If you take this theory, why did some here get full reversal of symptoms on high dose corticosteroids or mifepristone. Makes me think there are several types of pssd. Which seems unlikely but who knows

I’m going to assume there is an immune system component, more specifically an autoimmune reaction, which is what I’ve thought it was for years. It makes 0 sense that people can take high dose anabolic steroids or TRT and get worse or have no effects. That’s not explained by any receptor other than androgen receptor. Autoimmune reaction may occur after the withdrawal of the substance too

[heymartinn]

Thanks for your research and input. What are your thoughts on using fenclonine for 4-6 weeks as way of gaining some lasting positive effects and hopefully upregulating pre-synaptic 5ht1a r?

[cdraham]

I edited the main post, u can check this up.

Thanks, I read your theory. I have a question..

How does this explain the chronic fatigue, loss of muscle, head pressure and other symptoms seen in severe pssd?

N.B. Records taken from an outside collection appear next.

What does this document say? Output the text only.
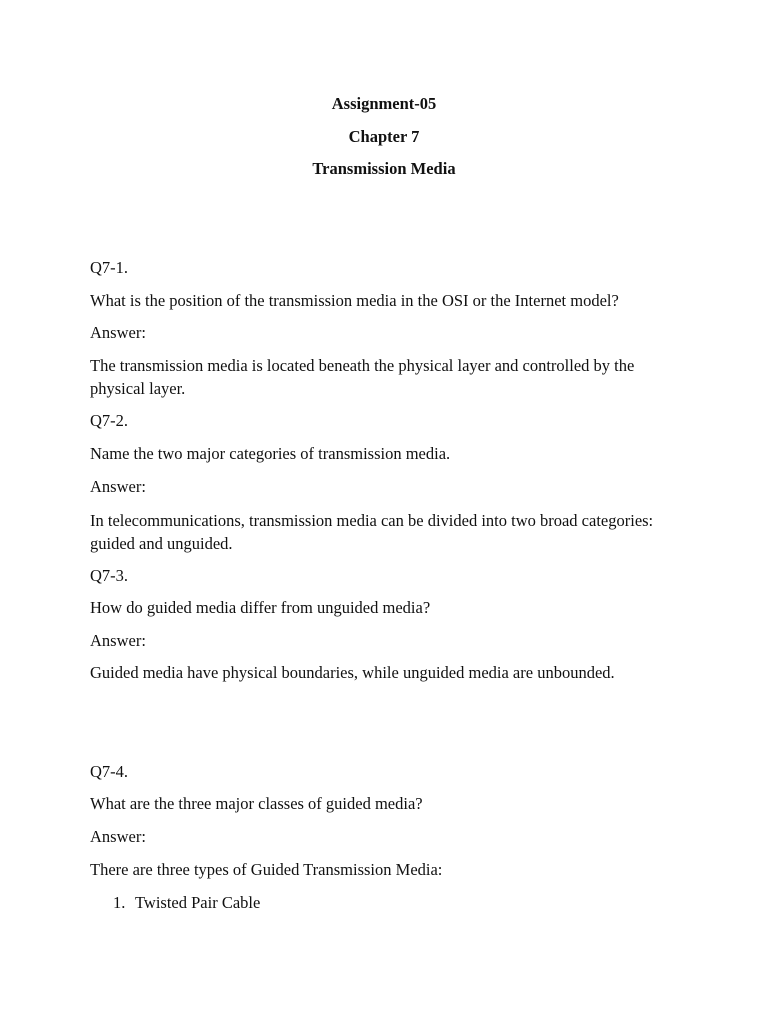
Assignment-05
Chapter 7
Transmission Media
Q7-1.
What is the position of the transmission media in the OSI or the Internet model?
Answer:
The transmission media is located beneath the physical layer and controlled by the physical layer.
Q7-2.
Name the two major categories of transmission media.
Answer:
In telecommunications, transmission media can be divided into two broad categories: guided and unguided.
Q7-3.
How do guided media differ from unguided media?
Answer:
Guided media have physical boundaries, while unguided media are unbounded.
Q7-4.
What are the three major classes of guided media?
Answer:
There are three types of Guided Transmission Media:
1. Twisted Pair Cable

You forget that serotonin is a potent Immune Cell Modulator (https://www.frontiersin.org/articles/10 ... 00186/full). A downregulation of the presynaptic autoreceptor would lead to an increased binding of serotonin to all 5HT receptors. The consequences in predisposed individuals (those with defective immune genes) could be unexpected. 5HT results in Th1/Th17 shift, so this theory could easily explain all of the symptoms you mentioned, including CD57+ dysfunction, although molecular mechanisms are still unknown.

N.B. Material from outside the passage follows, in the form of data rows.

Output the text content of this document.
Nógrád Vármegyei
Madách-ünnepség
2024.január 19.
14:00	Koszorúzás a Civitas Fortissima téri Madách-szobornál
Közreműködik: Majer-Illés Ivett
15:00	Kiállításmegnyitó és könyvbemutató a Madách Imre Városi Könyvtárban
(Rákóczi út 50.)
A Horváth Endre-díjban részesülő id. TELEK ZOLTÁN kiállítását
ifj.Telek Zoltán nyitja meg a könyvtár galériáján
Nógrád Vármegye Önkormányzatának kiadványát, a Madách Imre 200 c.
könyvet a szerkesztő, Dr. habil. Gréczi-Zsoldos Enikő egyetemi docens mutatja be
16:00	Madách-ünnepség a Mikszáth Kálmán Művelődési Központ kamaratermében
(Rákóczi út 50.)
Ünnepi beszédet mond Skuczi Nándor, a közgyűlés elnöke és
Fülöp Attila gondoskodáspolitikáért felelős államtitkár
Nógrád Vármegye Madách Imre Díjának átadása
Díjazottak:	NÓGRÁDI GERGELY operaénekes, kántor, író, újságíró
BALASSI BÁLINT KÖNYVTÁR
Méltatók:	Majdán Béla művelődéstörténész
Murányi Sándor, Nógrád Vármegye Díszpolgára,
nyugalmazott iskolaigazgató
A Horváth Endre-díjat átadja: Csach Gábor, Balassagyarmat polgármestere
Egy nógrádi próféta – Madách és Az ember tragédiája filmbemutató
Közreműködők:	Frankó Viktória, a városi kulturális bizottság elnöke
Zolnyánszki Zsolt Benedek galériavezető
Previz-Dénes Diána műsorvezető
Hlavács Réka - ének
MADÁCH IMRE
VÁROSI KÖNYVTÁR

Moreover, elevated serotonin would directly alter other neurotransmitters through G-coupled proteins and heterodimers as well as sodium/potassium/calcium homeostasis. Let me provide you a few examples. 5HT2A has a connection with mGlur, Cb1, D2. 5HT2C directly inhibits dopamine and norepinephrine. 5HT3 is a ligand-gated ion channel similarly to GABA or NMDA, which pushes sodium into a cell. It is also worth mentioning that 5HT3 is one of those recetors that do not work in negative feedback manner (it is upregulated from both agonism and antagonism), and they are tend to recover for a longer period of time (Benzo-withdrawal etc.).

I'd also like to say that my Th2 cytokines are undetectable on my blood tests, while my Th1 cytokines are still in the perfect middle of the range. Moreover, my tryptophan and serotonin are also elevated. And yes, I had a great window with dexamethasone. I still believe that while serotonin is a cause of some symptoms, other symptoms like anhedonia, inflammation, cognitive dysfunction, fatigue are mostly caused by immune dysfunction induced by serotonin in predisposed individuals.

Murine basophils were found to participate in the Th2 polarization by instantly secreting lots of IL-4, whereas 5-HT could downregulate this IL-4 production by basophils in vitro and in vivo

.

I would like to say thanks to guacamo for his work. For me it is still not clear how SSRIs do result in permanent changes in 5HT1A autoreceptor, but I must admit that collected data on cured cases, and provided studies were indeed extremely intriguing. I am also curious what you are trialing regarding your theory as I have researched all compounds that interfere with serotonin.

Thanks, I read about serotonin effect on immune cells. However I think this is more relevant to how pssd begins. It changes some parameters of immune response so chronic infections can manifest.

Im positive in IgA and IgG for mycoplasma pneumoniae. I have low cd57.

I don't know what 5ht1a has to do with this.

The permanent low Cd57 cells are not caused by serotonin. It's caused by infections, im even positive for them beeing active.